GERECHTSHOF ’s-HERTOGENBOSCH

Afdeling civiel recht
zaaknummer 200.156.171/01
arrest van 8 november 2016
in de zaak van
Enexis B.V.,
gevestigd te [vestigingsplaats] ,
appellante in principaal hoger beroep,
geïntimeerde in incidenteel hoger beroep,
hierna aan te duiden als Enexis,
advocaat: mr. G.E.M.C. Reinartz te Eindhoven,
tegen
[geïntimeerde] ,
wonende te [woonplaats] ,
geïntimeerde in principaal hoger beroep,
appellant in incidenteel hoger beroep,
hierna aan te duiden als [geïntimeerde] ,
advocaat: mr.
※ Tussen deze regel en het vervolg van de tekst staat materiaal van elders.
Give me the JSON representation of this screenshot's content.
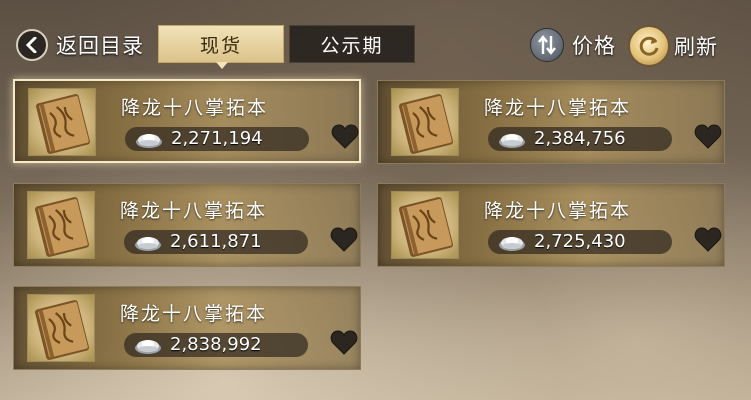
{
  "header": {
    "back_label": "返回目录",
    "tabs": [
      {
        "label": "现货",
        "active": true
      },
      {
        "label": "公示期",
        "active": false
      }
    ],
    "sort_label": "价格",
    "refresh_label": "刷新"
  },
  "listings": [
    {
      "name": "降龙十八掌拓本",
      "price": "2,271,194",
      "selected": true
    },
    {
      "name": "降龙十八掌拓本",
      "price": "2,384,756",
      "selected": false
    },
    {
      "name": "降龙十八掌拓本",
      "price": "2,611,871",
      "selected": false
    },
    {
      "name": "降龙十八掌拓本",
      "price": "2,725,430",
      "selected": false
    },
    {
      "name": "降龙十八掌拓本",
      "price": "2,838,992",
      "selected": false
    }
  ],
  "colors": {
    "tab_active": "#dcc38a",
    "card_gold": "#ac925e",
    "price_pill": "#302820"
  },
  "icons": [
    "back-arrow-icon",
    "sort-arrows-icon",
    "refresh-icon",
    "book-item-icon",
    "silver-ingot-icon",
    "heart-icon"
  ]
}
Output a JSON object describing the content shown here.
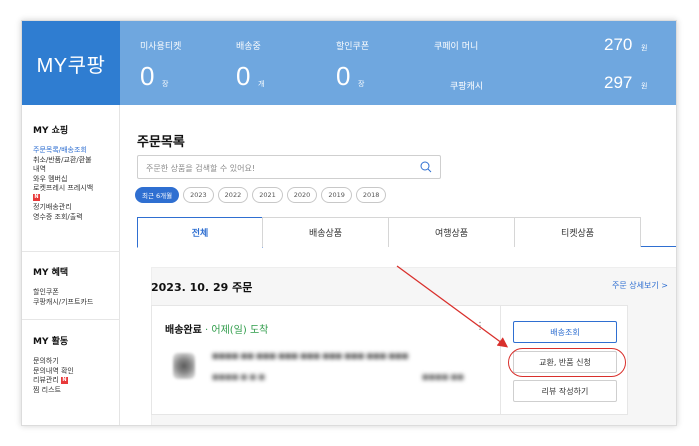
{
  "brand": {
    "title": "MY쿠팡"
  },
  "stats": {
    "items": [
      {
        "label": "미사용티켓",
        "value": "0",
        "unit": "장"
      },
      {
        "label": "배송중",
        "value": "0",
        "unit": "개"
      },
      {
        "label": "할인쿠폰",
        "value": "0",
        "unit": "장"
      }
    ],
    "right": [
      {
        "label": "쿠페이 머니",
        "value": "270",
        "unit": "원"
      },
      {
        "label": "쿠팡캐시",
        "value": "297",
        "unit": "원"
      }
    ]
  },
  "sidebar": {
    "sections": [
      {
        "title": "MY 쇼핑",
        "items": [
          {
            "label": "주문목록/배송조회",
            "active": true
          },
          {
            "label": "취소/반품/교환/환불"
          },
          {
            "label": "내역"
          },
          {
            "label": "와우 멤버십"
          },
          {
            "label": "로켓프레시 프레시백"
          },
          {
            "label": "",
            "badge": "N"
          },
          {
            "label": "정기배송관리"
          },
          {
            "label": "영수증 조회/출력"
          }
        ]
      },
      {
        "title": "MY 혜택",
        "items": [
          {
            "label": "할인쿠폰"
          },
          {
            "label": "쿠팡캐시/기프트카드"
          }
        ]
      },
      {
        "title": "MY 활동",
        "items": [
          {
            "label": "문의하기"
          },
          {
            "label": "문의내역 확인"
          },
          {
            "label": "리뷰관리",
            "badge": "N"
          },
          {
            "label": "찜 리스트"
          }
        ]
      }
    ]
  },
  "main": {
    "title": "주문목록",
    "search_placeholder": "주문한 상품을 검색할 수 있어요!",
    "year_chips": [
      "최근 6개월",
      "2023",
      "2022",
      "2021",
      "2020",
      "2019",
      "2018"
    ],
    "tabs": [
      "전체",
      "배송상품",
      "여행상품",
      "티켓상품"
    ],
    "order": {
      "date": "2023. 10. 29 주문",
      "detail_link": "주문 상세보기 >",
      "status": "배송완료",
      "separator": "·",
      "eta": "어제(일) 도착",
      "product_name": "■■■■ ■■ ■■■ ■■■ ■■■ ■■■ ■■■ ■■■ ■■■",
      "product_sub": "■■■■ ■ ■ ■",
      "product_price": "■■■■ ■■",
      "buttons": [
        "배송조회",
        "교환, 반품 신청",
        "리뷰 작성하기"
      ]
    }
  },
  "colors": {
    "brand": "#2f7dd1",
    "stats_bg": "#6fa7df",
    "accent": "#2f6fd1",
    "highlight": "#d9302c"
  }
}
M.F.A.M. Collart te Helmond,
als vervolg op het door het hof gewezen tussenarrest van 15 maart 2016 in het hoger beroep van de door de kantonrechter van de rechtbank Oost-Brabant, zittingsplaats Eindhoven onder zaaknummer 2419053 rolno. 13-13187 gewezen vonnissen van 10 april 2014 en 10 juli 2014.
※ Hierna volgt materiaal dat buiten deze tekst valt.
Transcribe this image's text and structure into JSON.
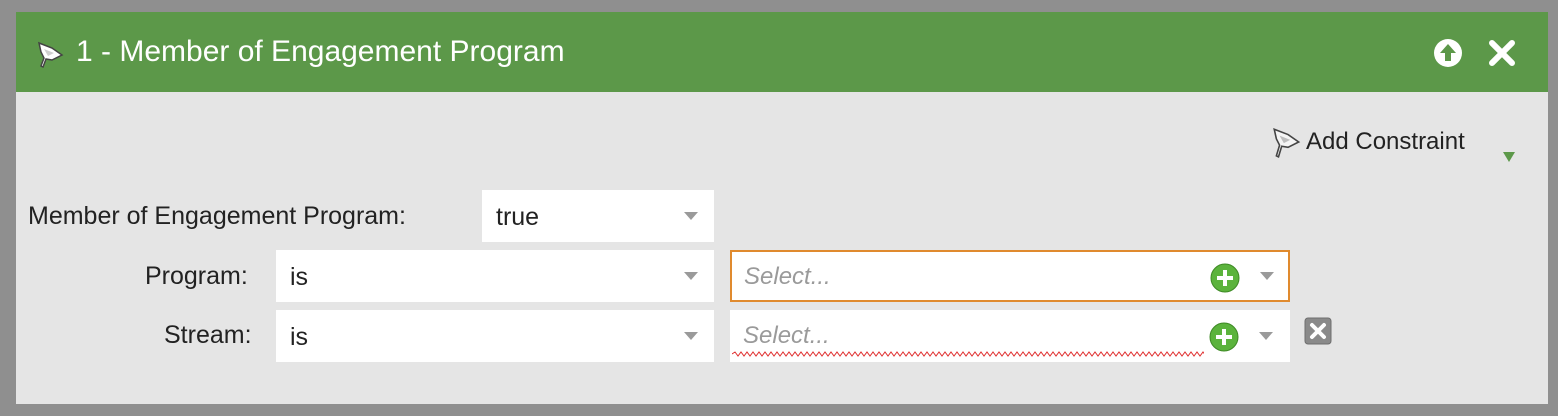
{
  "header": {
    "title": "1 - Member of Engagement Program",
    "icon": "funnel-icon",
    "accent_color": "#5c9849",
    "actions": [
      {
        "name": "move-up",
        "icon": "arrow-up-circle-icon"
      },
      {
        "name": "close",
        "icon": "close-icon"
      }
    ]
  },
  "toolbar": {
    "add_constraint_label": "Add Constraint"
  },
  "filter": {
    "main_label": "Member of Engagement Program:",
    "main_value": "true",
    "rows": [
      {
        "label": "Program:",
        "operator": "is",
        "placeholder": "Select...",
        "focused": true
      },
      {
        "label": "Stream:",
        "operator": "is",
        "placeholder": "Select...",
        "focused": false
      }
    ]
  }
}
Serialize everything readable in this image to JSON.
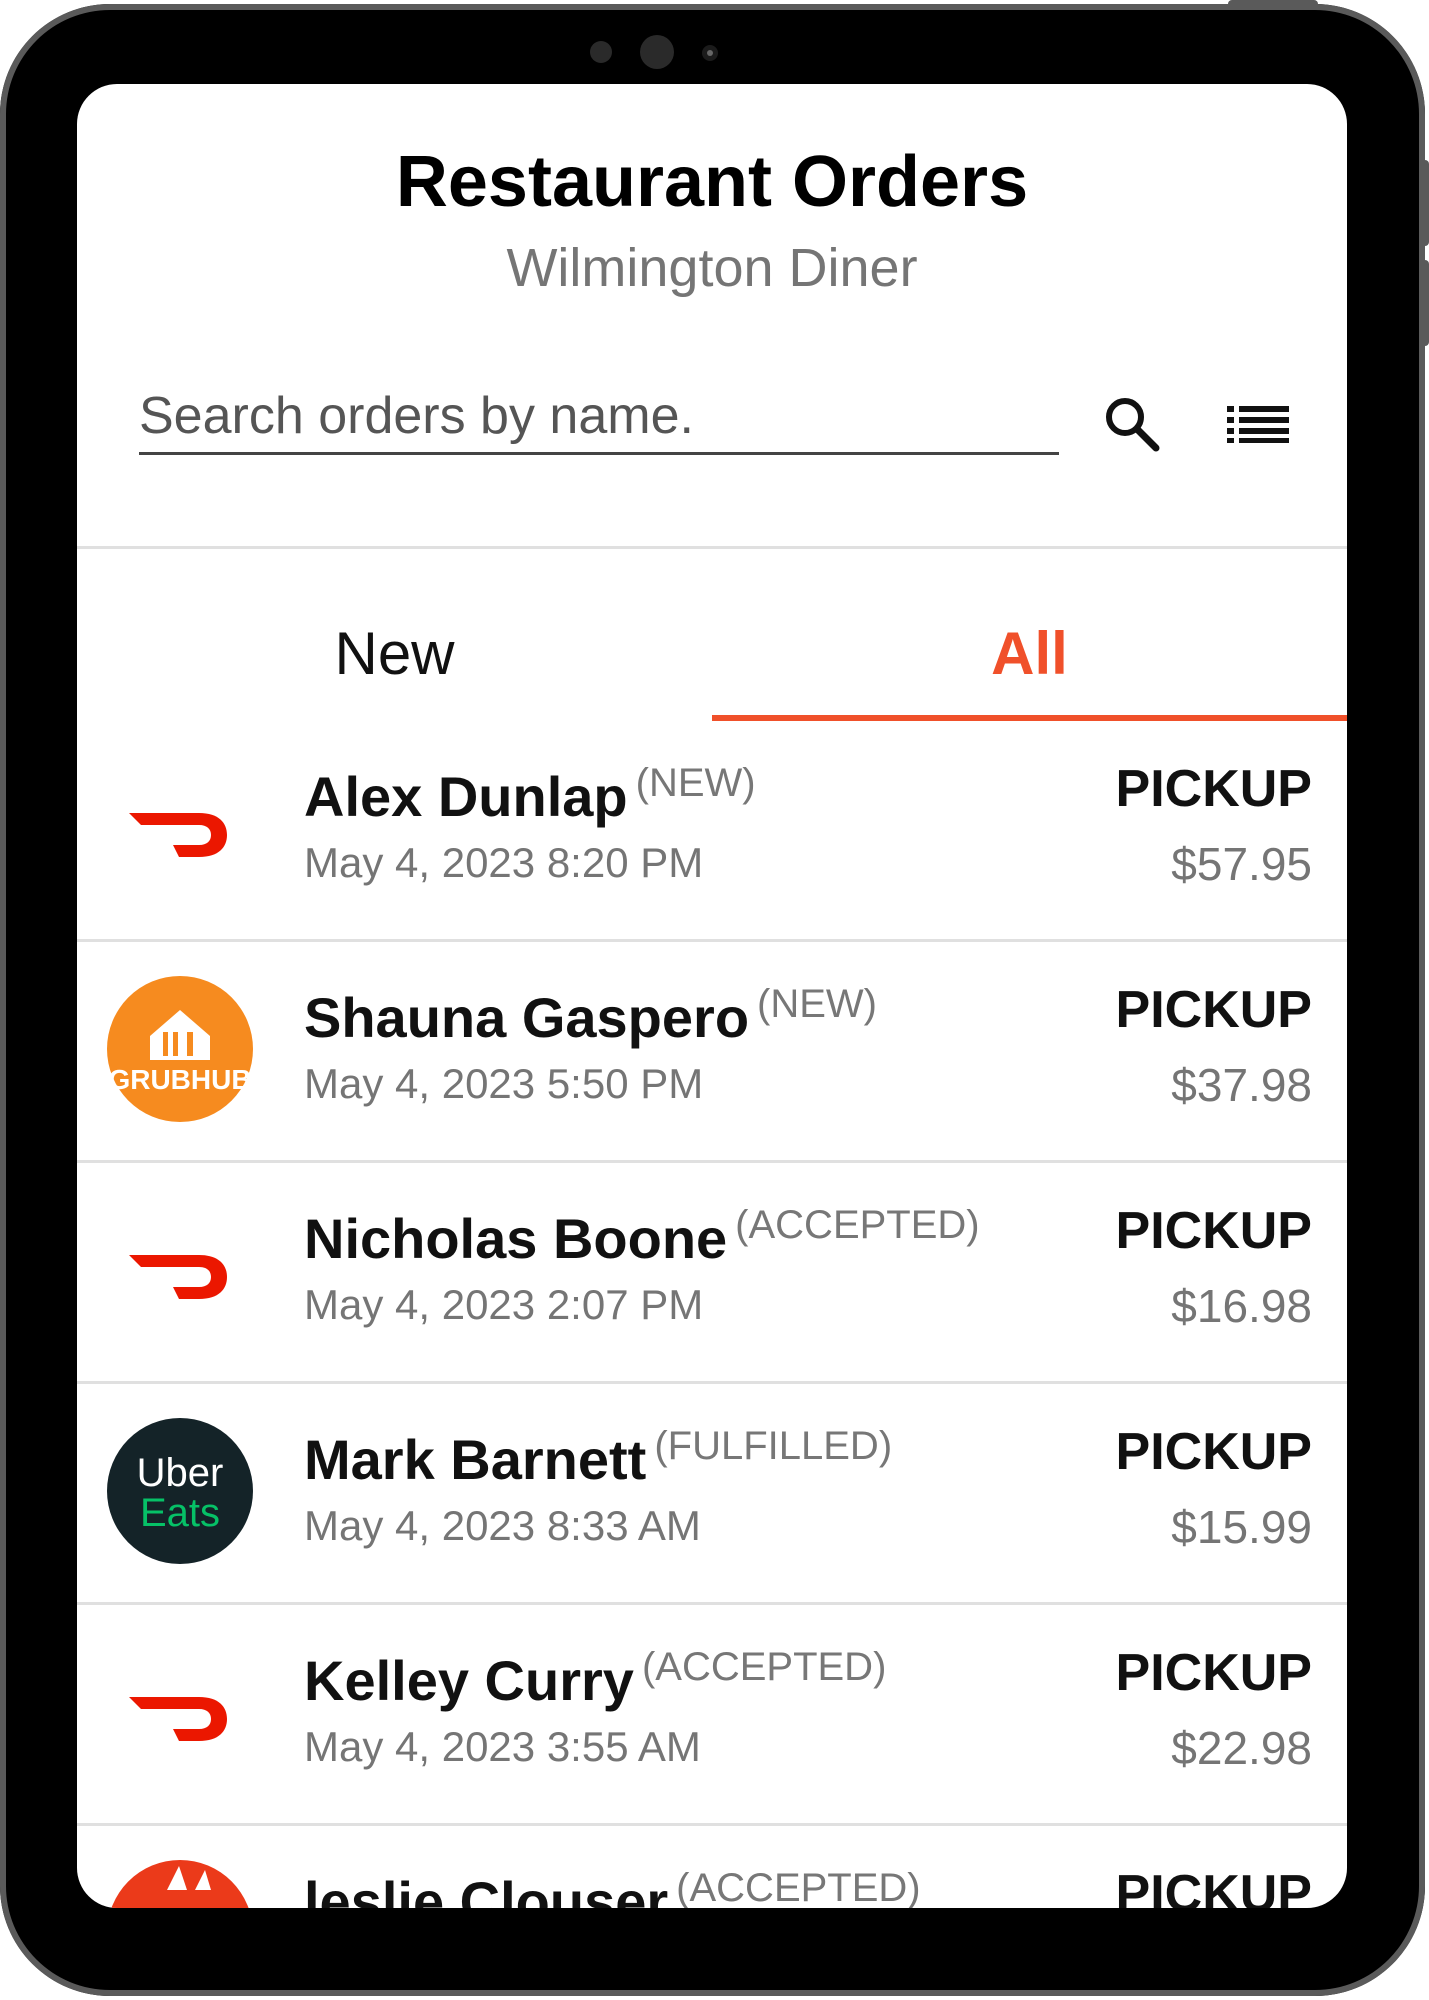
{
  "header": {
    "title": "Restaurant Orders",
    "subtitle": "Wilmington Diner"
  },
  "search": {
    "placeholder": "Search orders by name.",
    "value": ""
  },
  "tabs": [
    {
      "label": "New",
      "active": false
    },
    {
      "label": "All",
      "active": true
    }
  ],
  "colors": {
    "accent": "#f0502a",
    "doordash": "#eb1700",
    "grubhub": "#f68b1f",
    "ubereats_bg": "#142328",
    "ubereats_green": "#06c167"
  },
  "orders": [
    {
      "name": "Alex Dunlap",
      "status": "(NEW)",
      "date": "May 4, 2023 8:20 PM",
      "type": "PICKUP",
      "price": "$57.95",
      "provider": "doordash-icon"
    },
    {
      "name": "Shauna Gaspero",
      "status": "(NEW)",
      "date": "May 4, 2023 5:50 PM",
      "type": "PICKUP",
      "price": "$37.98",
      "provider": "grubhub-icon",
      "logo_text": "GRUBHUB"
    },
    {
      "name": "Nicholas Boone",
      "status": "(ACCEPTED)",
      "date": "May 4, 2023 2:07 PM",
      "type": "PICKUP",
      "price": "$16.98",
      "provider": "doordash-icon"
    },
    {
      "name": "Mark Barnett",
      "status": "(FULFILLED)",
      "date": "May 4, 2023 8:33 AM",
      "type": "PICKUP",
      "price": "$15.99",
      "provider": "ubereats-icon",
      "logo_text": [
        "Uber",
        "Eats"
      ]
    },
    {
      "name": "Kelley Curry",
      "status": "(ACCEPTED)",
      "date": "May 4, 2023 3:55 AM",
      "type": "PICKUP",
      "price": "$22.98",
      "provider": "doordash-icon"
    },
    {
      "name": "leslie  Clouser",
      "status": "(ACCEPTED)",
      "date": "",
      "type": "PICKUP",
      "price": "",
      "provider": "grubhub-icon"
    }
  ]
}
5.Het verloop van de procedure

Het verloop van de procedure blijkt uit:
  • het tussenarrest van 15 maart 2016;
  • het proces-verbaal van getuigenverhoor aan de zijde van [geïntimeerde] van 22 juni 2016;
  • de op de rol van 30 augustus 2016 ingediende memorie na enquête van de zijde van Enexis.
Het hof heeft daarna een datum voor arrest bepaald.

6.De verdere beoordeling

in principaal appel
6.1.
Bij genoemd tussenarrest heeft het hof [geïntimeerde] toegelaten te bewijzen dat
a. a) hij en zijn echtgenote in de periode 2005 tot 2011 jaarlijks de helft van het jaar op reis waren met de pinkstergemeenschap,
en dat
b) als gevolg daarvan sprake was van een aanzienlijk lager elektriciteitsgebruik dan normaliter te verwachten is.
6.2.
[geïntimeerde] heeft in het kader van deze bewijsopdracht op 22 juni 2016 twee getuigen doen horen, te weten:
- de heer [de zoon] , zoon van [geïntimeerde] (hierna: de zoon);
- mevrouw [de dochter] , dochter van [geïntimeerde] (hierna: de dochter).
Enexis heeft afgezien van contra-enquête.
6.3.
Enexis heeft zich bij memorie na enquête uitgelaten over de resultaten van de getuigenverhoren. Voor zover nodig zal het hof hierna op deze uitlatingen ingaan.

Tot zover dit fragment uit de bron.